Hours before the incident, Toronto Sun columnist Sue-Ann Levy published a piece about the hotel by compiling a number of negative reviews on TripAdvisor. In it, she details how a visitor purportedly from Virginia noted that the newcomers were slaughtering goats in the hotel bathrooms — a claim backed up with no evidence and officially denied by Radisson’s spokesperson.

A TripAdvisor spokesperson has also confirmed that the website temporarily suspended any new reviews from being posted about the hotel. It has opened up again.

Though the claim of animal sacrifice in a hotel bathroom may come off as outrageous, another aspect of Levy’s piece induced fear among newcomers staying at the hotel.

Levy’s article featured an image of a number of women, two of whom are pushing strollers, walking not far from the hotel entrance in a tight group. Refugee claimants staying at the hotel, many of whom came to Canada to escape political persecution, see the publication of these women’s faces as a serious breach of their privacy and security.
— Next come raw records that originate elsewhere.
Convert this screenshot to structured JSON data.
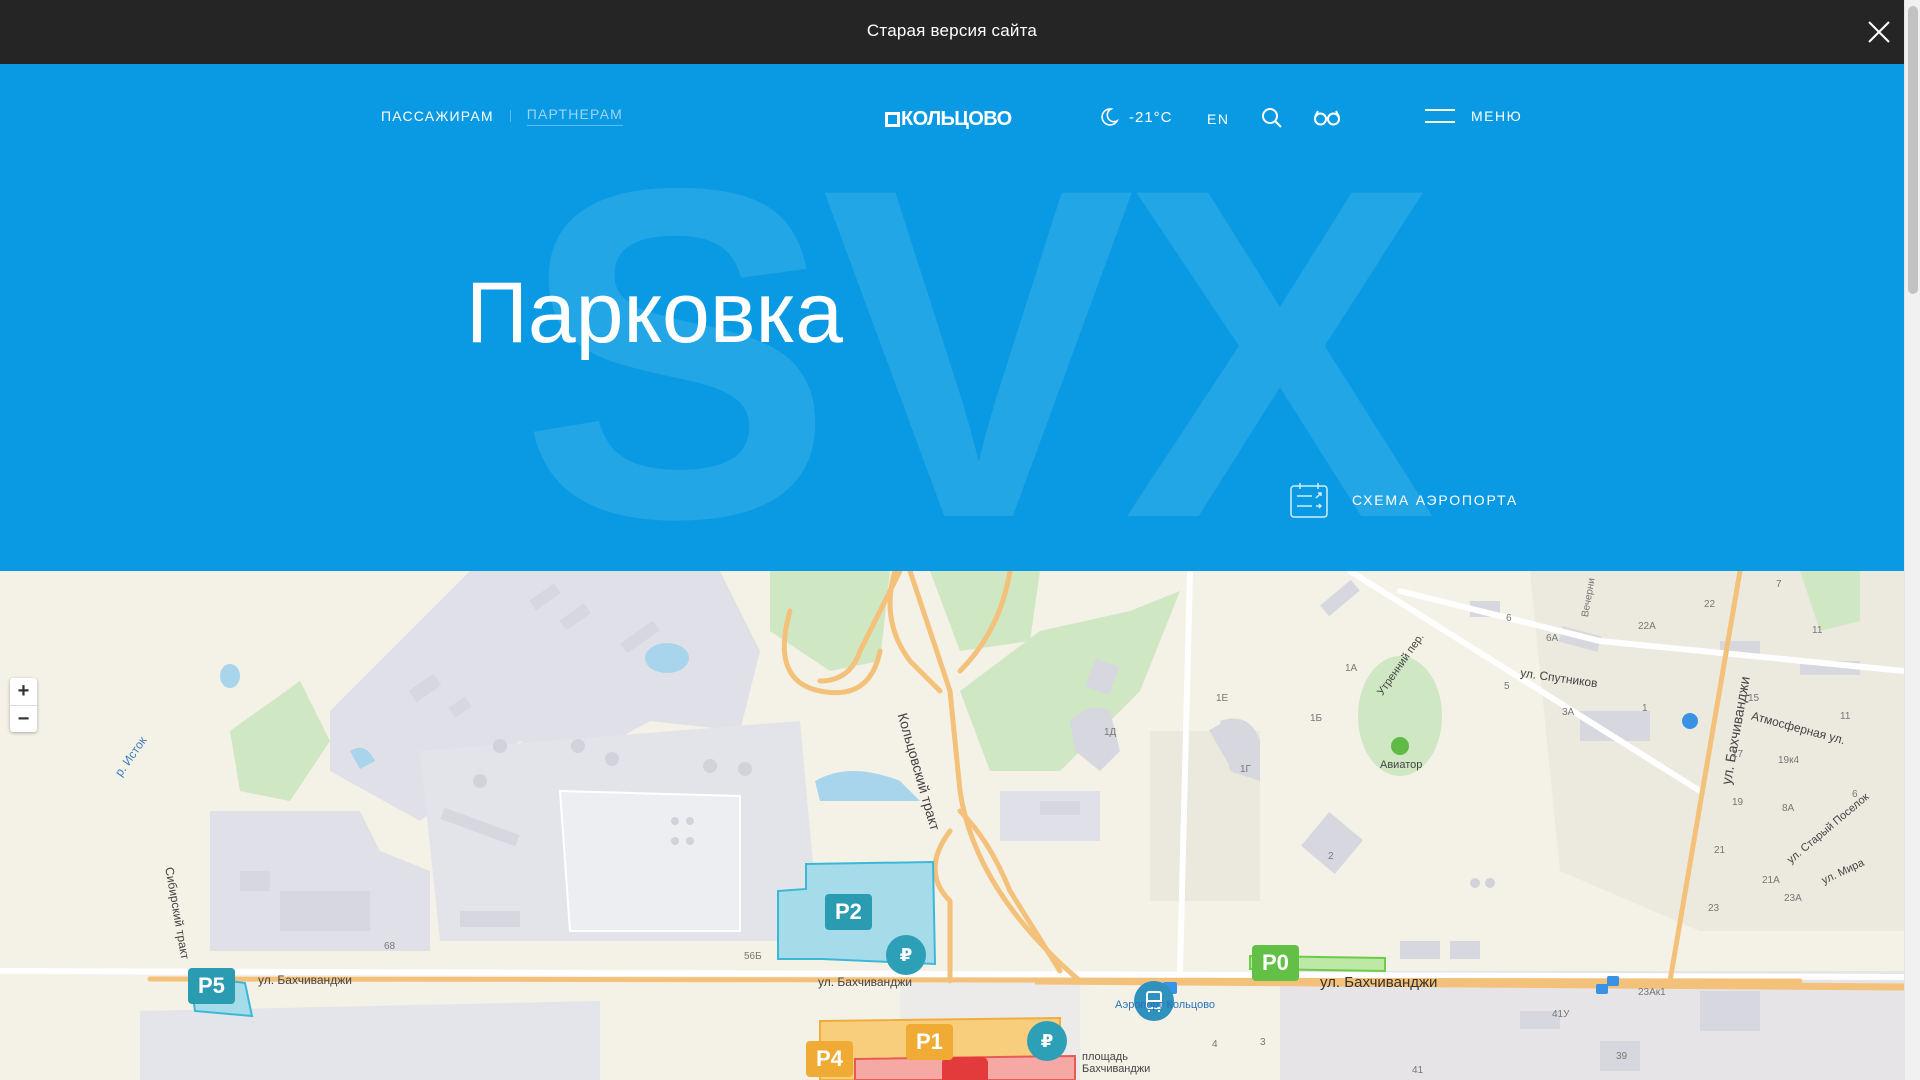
{
  "notice": {
    "text": "Старая версия сайта",
    "close_icon": "close-icon"
  },
  "header": {
    "nav": [
      {
        "label": "ПАССАЖИРАМ",
        "active": true
      },
      {
        "label": "ПАРТНЕРАМ",
        "active": false
      }
    ],
    "logo_text": "КОЛЬЦОВО",
    "weather": {
      "icon": "moon-icon",
      "temperature": "-21°C"
    },
    "lang": "EN",
    "search_icon": "search-icon",
    "accessibility_icon": "glasses-icon",
    "menu_label": "МЕНЮ"
  },
  "hero": {
    "title": "Парковка",
    "bg_letters": "SVX",
    "scheme_label": "СХЕМА АЭРОПОРТА"
  },
  "map": {
    "zoom_in": "+",
    "zoom_out": "−",
    "parkings": [
      "P0",
      "P1",
      "P2",
      "P4",
      "P5"
    ],
    "pay_symbol": "₽",
    "labels": {
      "koltsovsky": "Кольцовский тракт",
      "bakhchivandzhi_1": "ул. Бахчиванджи",
      "bakhchivandzhi_2": "ул. Бахчиванджи",
      "bakhchivandzhi_3": "ул. Бахчиванджи",
      "bakhchivandzhi_v": "ул. Бахчиванджи",
      "sibirsky": "Сибирский тракт",
      "istok": "р. Исток",
      "utrenny": "Утренний пер.",
      "sputnikov": "ул. Спутников",
      "atmosfernaya": "Атмосферная ул.",
      "stary_poselok": "ул. Старый Поселок",
      "mira": "ул. Мира",
      "aviator": "Авиатор",
      "aeroport": "Аэропорт Кольцово",
      "ploshchad": "площадь Бахчиванджи",
      "vechernyaya": "Вечерни",
      "n68": "68",
      "n56b": "56Б",
      "n2": "2",
      "n1d": "1Д",
      "n1e": "1Е",
      "n1g": "1Г",
      "n1b": "1Б",
      "n1a": "1А",
      "n6": "6",
      "n6a": "6А",
      "n5": "5",
      "n3a": "3А",
      "n1": "1",
      "n7": "7",
      "n22": "22",
      "n22a": "22А",
      "n11": "11",
      "n15": "15",
      "n17": "17",
      "n19": "19",
      "n19k4": "19к4",
      "n8a": "8А",
      "n21": "21",
      "n21a": "21А",
      "n23": "23",
      "n23a": "23А",
      "n23ak1": "23Ак1",
      "n41u": "41У",
      "n39": "39",
      "n41": "41",
      "n4": "4",
      "n3": "3",
      "n6b": "6",
      "n11b": "11"
    }
  }
}
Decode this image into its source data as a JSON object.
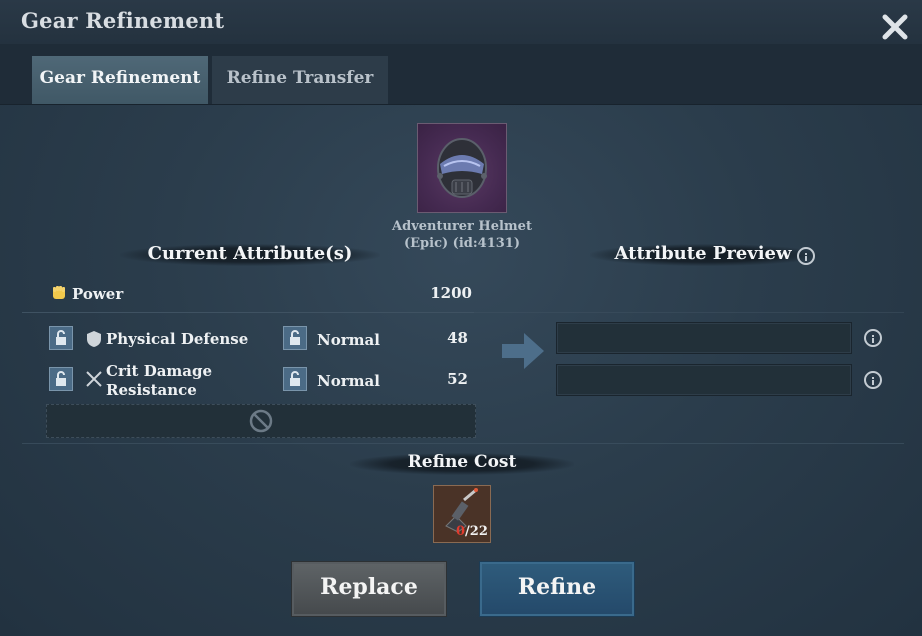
{
  "window": {
    "title": "Gear Refinement"
  },
  "tabs": [
    {
      "label": "Gear Refinement",
      "active": true
    },
    {
      "label": "Refine Transfer",
      "active": false
    }
  ],
  "item": {
    "name_line1": "Adventurer Helmet",
    "name_line2": "(Epic) (id:4131)",
    "rarity_color": "#4b2d55"
  },
  "current": {
    "header": "Current Attribute(s)",
    "power_label": "Power",
    "power_value": "1200",
    "rows": [
      {
        "name": "Physical Defense",
        "name_line2": "",
        "quality": "Normal",
        "value": "48",
        "icon": "shield-icon"
      },
      {
        "name": "Crit Damage",
        "name_line2": "Resistance",
        "quality": "Normal",
        "value": "52",
        "icon": "crossed-swords-icon"
      }
    ]
  },
  "preview": {
    "header": "Attribute Preview"
  },
  "cost": {
    "header": "Refine Cost",
    "owned": "0",
    "required": "/22",
    "owned_color": "#e23b2e"
  },
  "buttons": {
    "replace": "Replace",
    "refine": "Refine"
  },
  "colors": {
    "accent_blue": "#24496a",
    "gray_button": "#4a4e51"
  }
}
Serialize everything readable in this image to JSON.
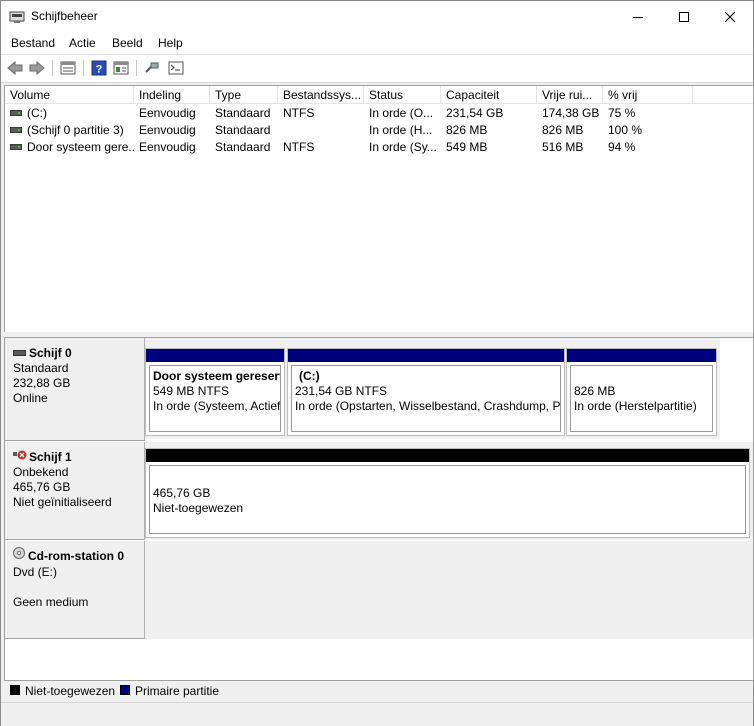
{
  "window": {
    "title": "Schijfbeheer",
    "icon": "disk-management-icon"
  },
  "menu": [
    {
      "label": "Bestand"
    },
    {
      "label": "Actie"
    },
    {
      "label": "Beeld"
    },
    {
      "label": "Help"
    }
  ],
  "toolbar": {
    "icons": [
      "back-arrow-icon",
      "forward-arrow-icon",
      "volume-list-icon",
      "help-icon",
      "properties-icon",
      "connect-icon",
      "console-icon"
    ]
  },
  "volume_list": {
    "columns": [
      "Volume",
      "Indeling",
      "Type",
      "Bestandssys...",
      "Status",
      "Capaciteit",
      "Vrije rui...",
      "% vrij"
    ],
    "rows": [
      {
        "volume": "(C:)",
        "indeling": "Eenvoudig",
        "type": "Standaard",
        "fs": "NTFS",
        "status": "In orde (O...",
        "capacity": "231,54 GB",
        "free": "174,38 GB",
        "pct": "75 %"
      },
      {
        "volume": "(Schijf 0 partitie 3)",
        "indeling": "Eenvoudig",
        "type": "Standaard",
        "fs": "",
        "status": "In orde (H...",
        "capacity": "826 MB",
        "free": "826 MB",
        "pct": "100 %"
      },
      {
        "volume": "Door systeem gere...",
        "indeling": "Eenvoudig",
        "type": "Standaard",
        "fs": "NTFS",
        "status": "In orde (Sy...",
        "capacity": "549 MB",
        "free": "516 MB",
        "pct": "94 %"
      }
    ]
  },
  "disks": {
    "disk0": {
      "name": "Schijf 0",
      "kind": "Standaard",
      "size": "232,88 GB",
      "state": "Online",
      "partitions": [
        {
          "title": "Door systeem gereserv",
          "size": "549 MB NTFS",
          "status": "In orde (Systeem, Actief,"
        },
        {
          "title": "(C:)",
          "size": "231,54 GB NTFS",
          "status": "In orde (Opstarten, Wisselbestand, Crashdump, Pr"
        },
        {
          "title": "",
          "size": "826 MB",
          "status": "In orde (Herstelpartitie)"
        }
      ]
    },
    "disk1": {
      "name": "Schijf 1",
      "kind": "Onbekend",
      "size": "465,76 GB",
      "state": "Niet geïnitialiseerd",
      "partitions": [
        {
          "size": "465,76 GB",
          "status": "Niet-toegewezen"
        }
      ]
    },
    "cdrom0": {
      "name": "Cd-rom-station 0",
      "kind": "Dvd (E:)",
      "state": "Geen medium"
    }
  },
  "legend": [
    {
      "label": "Niet-toegewezen",
      "color": "#000000"
    },
    {
      "label": "Primaire partitie",
      "color": "#00007f"
    }
  ],
  "colors": {
    "primary_partition": "#00007f",
    "unallocated": "#000000",
    "error_badge": "#c42b1c"
  }
}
“That could have been me and my family,” said Louis, a West African newcomer who worked in journalism and advertising back home. He was walking with his wife and kids to the clinic that very day and passed the group of women featured in the Sun photo.

“I felt like I could easily have been a victim,” he said.

“Those ladies are my friends, I know them,” Mohamed said. “I called them from upstairs when I saw them and I told them to look out for the people with cameras in the parking lot, taking pictures of us and our kids.”

“People are rightfully scared. They’re asking, ‘Why are there people making videos of us?”

“People are rightfully scared,” Calla said. “They’re asking, ‘Why are there people making videos of us? We came to this country to be safe and now we don’t feel safe.’”

He noted that COSTI staff along with their clients have all been briefed on the recent events. Security guards have increased their hours and extra surveillance cameras have been installed. COSTI and hotel staff have also told newcomers to report to security all individuals who approach them to ask provocative questions while filming or taking pictures.

These measures have helped alleviate some anxiety among the refugees staying at the Radisson, but many are now afraid to leave the hotel.

“I feel safer now inside the hotel,” Mohamed said. “Outside, I don’t feel as safe, they’re not respecting our privacy and are even trying to talk to our kids.”

“I think I speak for everybody when I say that the media has to stop this,” added Louis. “I think it amounts to harassment. We’re here, we want to live our lives peacefully, we want to work, and we want to live like everyone else.”